AG Kassel, Beschl. vom 07.03.2018 – 524 F 3451/17, IPRspr 2018-120

Rechtsgebiete

Ehe und andere familienrechtliche Lebens- und Risikogemeinschaften → Eingehung, Wirksamkeit

Leitsatz

Hat die zuständige Behörde die Wirksamkeit einer im Ausland geschlossenen Kinderehe vor Erlass des Gesetzes zur Bekämpfung von Kinderehen schriftlich bestätigt, besteht ein Interesse an der Feststellung der Unwirksamkeit der Ehe, da eine schriftliche Bestätigung einen Rechtsschein setzt, der eine gerichtliche Feststellung notwendig macht, dass aufgrund der Änderung der Gesetzeslage nun eine unwirksame Ehe vorliegt. [LS der Redaktion]

Rechtsnormen

EGBGB Art. 13; EGBGB Art. 44; EGBGB Art. 229
EheGVO 1347/2000 Art. 2
KindereheG Art. 2

Sachverhalt

Der AGg. zu 1), der deutscher Staatsbürger ist, sowie die AGg. zu 2), die bosnisch-herzegowinische Staatsangehörige ist, schlossen am 28.1.2017 in Bosnien und Herzegowina die Ehe. Zum Zeitpunkt der Eheschließung war der AGg. zu 1) 20 Jahre alt, die AGg. zu 2) war zum Zeitpunkt der Eheschließung 14 Jahre alt.

Mit Gerichtsbescheid vom 24.1.2017 wurde der minderjährigen AGg. zu 2) die Eheschließung mit dem AGg. zu 1) durch das AG in D/Bosnien-Herzegowina erlaubt. Die Entscheidung erging unter dem Aktenzeichen 41 0 V 062897 17 V. Vor Erlass des Gesetzes zur Bekämpfung von Kinderehen vom 17.7.2017 teilte der ASt. auf Anfrage des JugA der Stadt Kassel mit Schreiben vom 30.3.2017 mit, dass von einer anfechtbaren Eheschließung ausgegangen werde, die aber von Gesetzes wegen wirksam sei. Weiter wurde mitgeteilt, dass ein gerichtliches Eheaufhebungsverfahren nicht einzuleiten ist.

Der ASt. beantragt, die Ehe der AGg. aufzuheben, hilfsweise festzustellen, dass die Ehe der AGg. unwirksam ist. Die AGg. beantragen, die Anträge zurückzuweisen.

Aus den Entscheidungsgründen:

(Randnummern der IPRspr-Redaktion)

[1]II. Auf den von dem ASt. gestellten Hilfsantrag hin ist festzustellen, dass die zwischen den AGg. am 28.1.2017 geschlossene Ehe unwirksam ist.

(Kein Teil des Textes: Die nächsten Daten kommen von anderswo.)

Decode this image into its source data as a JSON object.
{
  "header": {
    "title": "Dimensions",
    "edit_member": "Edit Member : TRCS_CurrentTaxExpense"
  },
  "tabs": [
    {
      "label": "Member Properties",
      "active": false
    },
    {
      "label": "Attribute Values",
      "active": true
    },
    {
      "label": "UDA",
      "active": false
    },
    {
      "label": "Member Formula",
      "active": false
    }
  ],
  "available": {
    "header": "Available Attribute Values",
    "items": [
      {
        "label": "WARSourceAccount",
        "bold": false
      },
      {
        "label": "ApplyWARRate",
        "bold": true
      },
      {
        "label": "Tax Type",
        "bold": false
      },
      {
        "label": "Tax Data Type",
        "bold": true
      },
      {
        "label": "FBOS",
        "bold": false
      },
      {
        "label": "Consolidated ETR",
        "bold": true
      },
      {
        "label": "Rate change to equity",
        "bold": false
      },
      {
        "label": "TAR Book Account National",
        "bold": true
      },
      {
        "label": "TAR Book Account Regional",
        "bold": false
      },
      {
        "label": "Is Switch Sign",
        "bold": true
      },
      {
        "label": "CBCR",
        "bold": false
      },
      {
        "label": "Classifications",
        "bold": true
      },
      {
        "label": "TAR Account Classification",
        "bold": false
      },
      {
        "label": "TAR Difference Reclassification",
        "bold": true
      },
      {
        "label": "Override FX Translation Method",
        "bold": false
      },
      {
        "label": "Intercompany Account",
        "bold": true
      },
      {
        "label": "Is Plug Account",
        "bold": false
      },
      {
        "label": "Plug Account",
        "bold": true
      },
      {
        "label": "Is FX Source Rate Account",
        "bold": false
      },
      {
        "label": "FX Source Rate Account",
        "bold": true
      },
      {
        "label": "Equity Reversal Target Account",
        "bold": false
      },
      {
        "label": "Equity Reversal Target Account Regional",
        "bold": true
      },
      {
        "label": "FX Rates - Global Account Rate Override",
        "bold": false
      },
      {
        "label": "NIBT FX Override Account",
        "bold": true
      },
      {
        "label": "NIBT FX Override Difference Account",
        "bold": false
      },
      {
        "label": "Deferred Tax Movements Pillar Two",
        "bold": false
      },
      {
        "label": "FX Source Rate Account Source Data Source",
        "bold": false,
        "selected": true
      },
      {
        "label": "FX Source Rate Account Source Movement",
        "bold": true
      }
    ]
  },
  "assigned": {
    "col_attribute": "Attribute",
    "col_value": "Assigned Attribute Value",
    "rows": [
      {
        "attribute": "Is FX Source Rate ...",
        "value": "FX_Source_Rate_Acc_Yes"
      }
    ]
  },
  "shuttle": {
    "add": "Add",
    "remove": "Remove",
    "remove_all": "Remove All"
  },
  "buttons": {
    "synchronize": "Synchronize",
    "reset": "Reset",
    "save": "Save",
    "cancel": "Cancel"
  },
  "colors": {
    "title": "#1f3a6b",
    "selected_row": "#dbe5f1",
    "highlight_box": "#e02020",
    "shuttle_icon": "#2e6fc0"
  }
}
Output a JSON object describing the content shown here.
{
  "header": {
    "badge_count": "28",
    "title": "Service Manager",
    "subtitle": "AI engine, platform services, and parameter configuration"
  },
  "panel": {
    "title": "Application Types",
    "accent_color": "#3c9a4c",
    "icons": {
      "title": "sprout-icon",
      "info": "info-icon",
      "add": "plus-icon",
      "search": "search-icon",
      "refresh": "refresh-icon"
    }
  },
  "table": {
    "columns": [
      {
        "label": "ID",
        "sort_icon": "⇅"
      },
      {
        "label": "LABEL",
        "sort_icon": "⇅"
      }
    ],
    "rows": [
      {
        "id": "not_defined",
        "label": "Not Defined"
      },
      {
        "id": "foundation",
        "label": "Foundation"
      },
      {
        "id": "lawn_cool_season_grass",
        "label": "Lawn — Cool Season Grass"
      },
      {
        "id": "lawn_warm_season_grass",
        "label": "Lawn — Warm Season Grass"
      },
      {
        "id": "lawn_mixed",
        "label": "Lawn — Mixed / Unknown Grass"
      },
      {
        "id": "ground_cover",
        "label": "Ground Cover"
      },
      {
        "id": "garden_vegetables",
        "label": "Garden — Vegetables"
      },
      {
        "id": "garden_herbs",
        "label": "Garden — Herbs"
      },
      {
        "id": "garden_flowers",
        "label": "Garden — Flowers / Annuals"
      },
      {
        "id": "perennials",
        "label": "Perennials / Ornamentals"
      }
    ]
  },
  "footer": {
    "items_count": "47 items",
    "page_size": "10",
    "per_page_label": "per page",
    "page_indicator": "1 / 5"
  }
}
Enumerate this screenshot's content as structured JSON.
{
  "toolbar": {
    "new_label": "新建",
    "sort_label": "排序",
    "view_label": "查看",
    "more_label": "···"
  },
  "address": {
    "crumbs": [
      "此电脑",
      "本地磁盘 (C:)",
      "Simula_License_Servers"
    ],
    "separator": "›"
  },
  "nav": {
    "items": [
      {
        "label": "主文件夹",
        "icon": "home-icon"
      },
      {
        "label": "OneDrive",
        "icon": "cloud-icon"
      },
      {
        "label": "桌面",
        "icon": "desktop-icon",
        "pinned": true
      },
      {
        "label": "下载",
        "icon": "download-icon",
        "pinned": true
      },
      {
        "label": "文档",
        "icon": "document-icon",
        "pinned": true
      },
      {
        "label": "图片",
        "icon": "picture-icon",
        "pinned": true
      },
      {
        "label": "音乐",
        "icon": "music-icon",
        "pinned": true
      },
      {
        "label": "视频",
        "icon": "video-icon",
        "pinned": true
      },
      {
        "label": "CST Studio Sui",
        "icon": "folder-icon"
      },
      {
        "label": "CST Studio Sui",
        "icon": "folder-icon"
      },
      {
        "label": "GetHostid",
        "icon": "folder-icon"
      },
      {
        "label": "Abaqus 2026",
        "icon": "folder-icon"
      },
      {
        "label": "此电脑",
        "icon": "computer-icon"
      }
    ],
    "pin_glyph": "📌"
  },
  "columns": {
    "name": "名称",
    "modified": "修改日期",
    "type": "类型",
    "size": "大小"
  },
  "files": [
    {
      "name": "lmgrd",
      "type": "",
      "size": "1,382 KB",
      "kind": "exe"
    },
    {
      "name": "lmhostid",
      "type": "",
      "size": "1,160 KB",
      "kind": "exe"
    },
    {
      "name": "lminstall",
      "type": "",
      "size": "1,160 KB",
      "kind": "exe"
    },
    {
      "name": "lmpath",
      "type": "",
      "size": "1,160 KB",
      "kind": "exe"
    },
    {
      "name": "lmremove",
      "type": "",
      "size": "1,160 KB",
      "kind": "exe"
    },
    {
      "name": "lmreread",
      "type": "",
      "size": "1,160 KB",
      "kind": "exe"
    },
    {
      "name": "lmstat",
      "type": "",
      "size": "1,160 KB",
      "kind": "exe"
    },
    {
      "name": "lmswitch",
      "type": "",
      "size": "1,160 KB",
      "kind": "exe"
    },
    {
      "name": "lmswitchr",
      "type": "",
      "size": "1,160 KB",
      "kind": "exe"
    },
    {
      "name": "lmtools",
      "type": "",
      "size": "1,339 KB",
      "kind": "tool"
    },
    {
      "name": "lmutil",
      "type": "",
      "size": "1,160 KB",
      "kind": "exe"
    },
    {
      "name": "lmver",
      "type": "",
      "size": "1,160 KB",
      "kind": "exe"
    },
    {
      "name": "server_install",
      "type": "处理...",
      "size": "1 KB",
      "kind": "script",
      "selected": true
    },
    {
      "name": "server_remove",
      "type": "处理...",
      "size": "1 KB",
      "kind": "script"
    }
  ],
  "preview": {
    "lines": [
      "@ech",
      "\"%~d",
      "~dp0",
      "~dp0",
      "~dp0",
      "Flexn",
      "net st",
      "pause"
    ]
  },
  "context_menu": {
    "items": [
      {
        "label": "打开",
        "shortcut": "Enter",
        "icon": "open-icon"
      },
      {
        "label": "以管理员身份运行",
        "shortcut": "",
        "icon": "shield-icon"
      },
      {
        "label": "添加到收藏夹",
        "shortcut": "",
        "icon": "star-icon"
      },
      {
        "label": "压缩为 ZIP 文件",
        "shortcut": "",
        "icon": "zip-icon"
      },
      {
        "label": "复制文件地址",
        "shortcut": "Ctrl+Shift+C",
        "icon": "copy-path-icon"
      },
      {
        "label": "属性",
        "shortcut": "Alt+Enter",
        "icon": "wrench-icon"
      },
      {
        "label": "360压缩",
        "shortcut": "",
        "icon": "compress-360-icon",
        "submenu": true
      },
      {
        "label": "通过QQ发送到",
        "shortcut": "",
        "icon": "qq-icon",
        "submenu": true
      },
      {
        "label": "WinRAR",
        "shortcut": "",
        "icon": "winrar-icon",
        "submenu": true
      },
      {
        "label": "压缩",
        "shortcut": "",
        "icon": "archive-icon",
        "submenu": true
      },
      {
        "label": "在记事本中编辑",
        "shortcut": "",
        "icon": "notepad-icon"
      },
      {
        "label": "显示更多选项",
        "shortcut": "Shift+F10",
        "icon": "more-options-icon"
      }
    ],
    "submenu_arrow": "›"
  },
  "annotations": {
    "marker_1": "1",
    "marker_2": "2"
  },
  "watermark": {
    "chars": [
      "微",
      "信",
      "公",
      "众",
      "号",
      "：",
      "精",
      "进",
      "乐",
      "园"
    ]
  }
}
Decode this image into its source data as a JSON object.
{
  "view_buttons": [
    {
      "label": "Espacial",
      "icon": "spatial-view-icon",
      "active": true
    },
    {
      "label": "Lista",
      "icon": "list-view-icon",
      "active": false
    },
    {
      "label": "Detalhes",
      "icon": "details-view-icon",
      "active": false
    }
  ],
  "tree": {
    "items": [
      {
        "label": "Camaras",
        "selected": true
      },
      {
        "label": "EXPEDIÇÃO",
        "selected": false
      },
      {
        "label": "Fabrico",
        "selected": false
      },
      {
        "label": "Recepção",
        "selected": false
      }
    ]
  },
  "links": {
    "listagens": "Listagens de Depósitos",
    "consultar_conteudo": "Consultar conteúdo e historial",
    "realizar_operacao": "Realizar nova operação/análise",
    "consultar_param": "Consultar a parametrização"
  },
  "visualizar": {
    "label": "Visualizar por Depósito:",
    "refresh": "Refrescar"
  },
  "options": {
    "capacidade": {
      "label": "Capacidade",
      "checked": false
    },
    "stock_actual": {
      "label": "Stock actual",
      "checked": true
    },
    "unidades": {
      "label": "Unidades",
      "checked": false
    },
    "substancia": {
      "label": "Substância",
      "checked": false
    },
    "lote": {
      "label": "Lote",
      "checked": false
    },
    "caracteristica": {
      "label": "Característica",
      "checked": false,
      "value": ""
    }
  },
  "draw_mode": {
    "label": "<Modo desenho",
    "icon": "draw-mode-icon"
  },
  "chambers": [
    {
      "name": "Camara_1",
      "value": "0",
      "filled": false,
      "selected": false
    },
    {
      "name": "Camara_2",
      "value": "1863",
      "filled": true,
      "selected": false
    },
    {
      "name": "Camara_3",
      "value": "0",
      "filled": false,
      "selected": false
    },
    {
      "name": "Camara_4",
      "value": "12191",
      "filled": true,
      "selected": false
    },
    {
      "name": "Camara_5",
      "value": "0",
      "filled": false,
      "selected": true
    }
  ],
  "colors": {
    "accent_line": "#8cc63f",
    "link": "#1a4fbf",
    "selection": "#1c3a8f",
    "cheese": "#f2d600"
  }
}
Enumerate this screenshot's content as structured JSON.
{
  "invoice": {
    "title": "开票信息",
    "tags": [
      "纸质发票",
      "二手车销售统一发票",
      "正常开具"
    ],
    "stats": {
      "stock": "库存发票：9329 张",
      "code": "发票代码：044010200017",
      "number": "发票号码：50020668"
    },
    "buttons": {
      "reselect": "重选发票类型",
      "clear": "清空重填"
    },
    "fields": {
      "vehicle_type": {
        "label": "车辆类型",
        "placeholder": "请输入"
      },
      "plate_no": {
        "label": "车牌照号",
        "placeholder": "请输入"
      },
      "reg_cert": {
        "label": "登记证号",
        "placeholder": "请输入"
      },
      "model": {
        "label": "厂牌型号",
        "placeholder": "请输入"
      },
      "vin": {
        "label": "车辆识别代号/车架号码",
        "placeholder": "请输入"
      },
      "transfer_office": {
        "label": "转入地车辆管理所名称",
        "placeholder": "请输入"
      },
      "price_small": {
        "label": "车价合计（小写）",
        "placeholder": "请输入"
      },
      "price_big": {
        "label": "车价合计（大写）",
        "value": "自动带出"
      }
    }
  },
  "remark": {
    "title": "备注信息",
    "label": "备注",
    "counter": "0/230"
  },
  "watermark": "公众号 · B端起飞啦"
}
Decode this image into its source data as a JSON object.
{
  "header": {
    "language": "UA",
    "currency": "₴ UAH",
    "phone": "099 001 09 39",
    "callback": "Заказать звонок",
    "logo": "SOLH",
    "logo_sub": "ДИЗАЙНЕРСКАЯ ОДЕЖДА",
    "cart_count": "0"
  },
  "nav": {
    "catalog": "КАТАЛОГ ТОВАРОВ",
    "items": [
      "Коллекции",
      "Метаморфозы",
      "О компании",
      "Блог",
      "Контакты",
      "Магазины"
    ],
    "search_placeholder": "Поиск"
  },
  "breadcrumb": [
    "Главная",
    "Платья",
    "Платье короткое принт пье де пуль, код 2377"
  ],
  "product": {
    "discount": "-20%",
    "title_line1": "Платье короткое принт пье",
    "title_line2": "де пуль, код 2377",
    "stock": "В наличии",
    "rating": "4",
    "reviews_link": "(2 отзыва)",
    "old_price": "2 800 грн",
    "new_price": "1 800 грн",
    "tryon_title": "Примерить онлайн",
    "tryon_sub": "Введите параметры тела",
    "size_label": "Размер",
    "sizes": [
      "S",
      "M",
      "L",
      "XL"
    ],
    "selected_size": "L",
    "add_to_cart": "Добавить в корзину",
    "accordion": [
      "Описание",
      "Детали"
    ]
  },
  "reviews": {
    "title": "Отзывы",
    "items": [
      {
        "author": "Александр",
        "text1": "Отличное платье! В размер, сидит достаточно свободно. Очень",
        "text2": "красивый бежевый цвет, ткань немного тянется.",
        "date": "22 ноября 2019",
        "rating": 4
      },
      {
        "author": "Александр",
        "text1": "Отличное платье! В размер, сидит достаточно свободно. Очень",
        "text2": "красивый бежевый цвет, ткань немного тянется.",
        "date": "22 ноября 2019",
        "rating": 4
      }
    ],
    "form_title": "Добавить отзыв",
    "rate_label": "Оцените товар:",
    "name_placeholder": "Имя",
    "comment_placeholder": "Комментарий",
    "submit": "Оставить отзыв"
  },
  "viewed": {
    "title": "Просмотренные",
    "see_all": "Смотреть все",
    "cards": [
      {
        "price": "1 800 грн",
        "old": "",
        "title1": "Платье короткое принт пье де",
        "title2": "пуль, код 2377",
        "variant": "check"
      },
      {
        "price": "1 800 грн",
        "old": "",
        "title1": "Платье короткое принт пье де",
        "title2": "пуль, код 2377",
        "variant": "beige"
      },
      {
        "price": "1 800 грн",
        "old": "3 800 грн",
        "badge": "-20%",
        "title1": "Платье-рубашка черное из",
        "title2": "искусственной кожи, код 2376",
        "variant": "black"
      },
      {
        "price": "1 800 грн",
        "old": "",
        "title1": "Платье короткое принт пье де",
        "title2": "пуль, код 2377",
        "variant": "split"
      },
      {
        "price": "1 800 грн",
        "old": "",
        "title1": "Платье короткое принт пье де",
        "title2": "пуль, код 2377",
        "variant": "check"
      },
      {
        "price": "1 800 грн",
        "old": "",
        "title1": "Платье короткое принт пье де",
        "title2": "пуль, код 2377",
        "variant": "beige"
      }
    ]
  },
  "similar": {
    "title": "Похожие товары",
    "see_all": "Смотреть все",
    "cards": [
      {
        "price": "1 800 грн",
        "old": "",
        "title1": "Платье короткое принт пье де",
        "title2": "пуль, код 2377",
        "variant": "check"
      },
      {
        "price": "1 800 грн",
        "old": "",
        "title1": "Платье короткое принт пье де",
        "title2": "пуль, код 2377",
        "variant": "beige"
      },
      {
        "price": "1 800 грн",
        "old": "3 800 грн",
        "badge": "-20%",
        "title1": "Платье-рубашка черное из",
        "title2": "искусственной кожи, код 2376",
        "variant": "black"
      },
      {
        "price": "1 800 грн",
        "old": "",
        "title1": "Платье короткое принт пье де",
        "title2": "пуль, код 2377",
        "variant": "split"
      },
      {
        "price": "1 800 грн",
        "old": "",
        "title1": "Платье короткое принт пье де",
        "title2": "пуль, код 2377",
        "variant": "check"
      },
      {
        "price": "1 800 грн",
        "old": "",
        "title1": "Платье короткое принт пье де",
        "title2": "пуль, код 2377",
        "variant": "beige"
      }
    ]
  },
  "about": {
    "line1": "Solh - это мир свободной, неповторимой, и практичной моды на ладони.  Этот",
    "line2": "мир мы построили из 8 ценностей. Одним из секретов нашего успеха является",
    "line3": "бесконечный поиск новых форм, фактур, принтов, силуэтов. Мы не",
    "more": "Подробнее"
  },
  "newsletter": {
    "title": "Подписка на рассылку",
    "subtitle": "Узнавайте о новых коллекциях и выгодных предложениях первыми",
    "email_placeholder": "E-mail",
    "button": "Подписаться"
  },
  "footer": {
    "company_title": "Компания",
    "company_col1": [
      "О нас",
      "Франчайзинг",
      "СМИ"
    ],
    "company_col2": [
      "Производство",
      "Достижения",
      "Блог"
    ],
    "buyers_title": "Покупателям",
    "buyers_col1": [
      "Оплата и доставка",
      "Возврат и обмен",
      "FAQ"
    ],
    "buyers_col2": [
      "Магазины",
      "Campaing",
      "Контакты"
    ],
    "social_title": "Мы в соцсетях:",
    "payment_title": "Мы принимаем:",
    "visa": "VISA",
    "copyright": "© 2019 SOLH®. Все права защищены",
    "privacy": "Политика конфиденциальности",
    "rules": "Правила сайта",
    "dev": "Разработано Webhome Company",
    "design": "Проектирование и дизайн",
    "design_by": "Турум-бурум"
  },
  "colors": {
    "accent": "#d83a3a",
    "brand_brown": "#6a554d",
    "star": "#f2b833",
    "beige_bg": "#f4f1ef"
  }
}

[2]Dieser Antrag ist zulässig und begründet. Der weitergehende Antrag, die Ehe aufzuheben, ist unbegründet.

[3]Die internationale Zuständigkeit des Gerichts folgt aus Art. 2 I der VO (EG) Nr. 1347/2000 des Rates vom 29.5.2000 über die Zuständigkeit und die Anerkennung und Vollstreckung von Entscheidungen in Ehesachen und in Verfahren betreffend die elterliche Verantwortung für die gemeinsamen Kinder der Ehegatten (ABl. 2000 Nr. L 160/19; nachfolgend: EheGVO). Im konkreten Fall ist eine Entscheidung über die Gültigkeit oder Ungültigkeit einer Ehe zu treffen. Beide Eheleute haben ihren gewöhnlichen Aufenthalt in Kassel und damit im Hoheitsgebiet der Bundesrepublik Deutschland.

[4]Die zwischen den Eheleuten geschlossene Ehe ist unwirksam. Dies folgt aus Art. 13 III EGBGB i.d.F. vom 17.7.2017, eingeführt durch Art. 2 Nr. 1a des Gesetzes zur Bekämpfung von Kinderehen vom 17.7.2017 (BGBl. I 2429). Danach ist eine Ehe nach dem hier anwendbaren deutschen Recht unwirksam, wenn einer der Eheleute im Zeitpunkt der Eheschließung das 16. Lebensjahr nicht vollendet hatte, soweit die Ehemündigkeit eines Verlobten ausländischem Recht unterliegt.

[5]Nach Art. 13 I EGBGB unterliegen die Voraussetzungen der Eheschließung für jeden Verlobten dem Recht des Staats, dem er angehört. Vor dem Hintergrund, dass die AGg. zu 2) die Staatsangehörigkeit des Staats Bosnien-Herzegowina hat, bestimmt sich die Ehemündigkeit nach den rechtlichen Regelungen des Landes Bosnien-Herzegowina und damit ausländischem Recht. Zum Zeitpunkt der Eheschließung am 28.1.2017 hatte die AGg. zu 2) das 16. Lebensjahr nicht vollendet, was die Unwirksamkeit der Ehe zur Folge hat.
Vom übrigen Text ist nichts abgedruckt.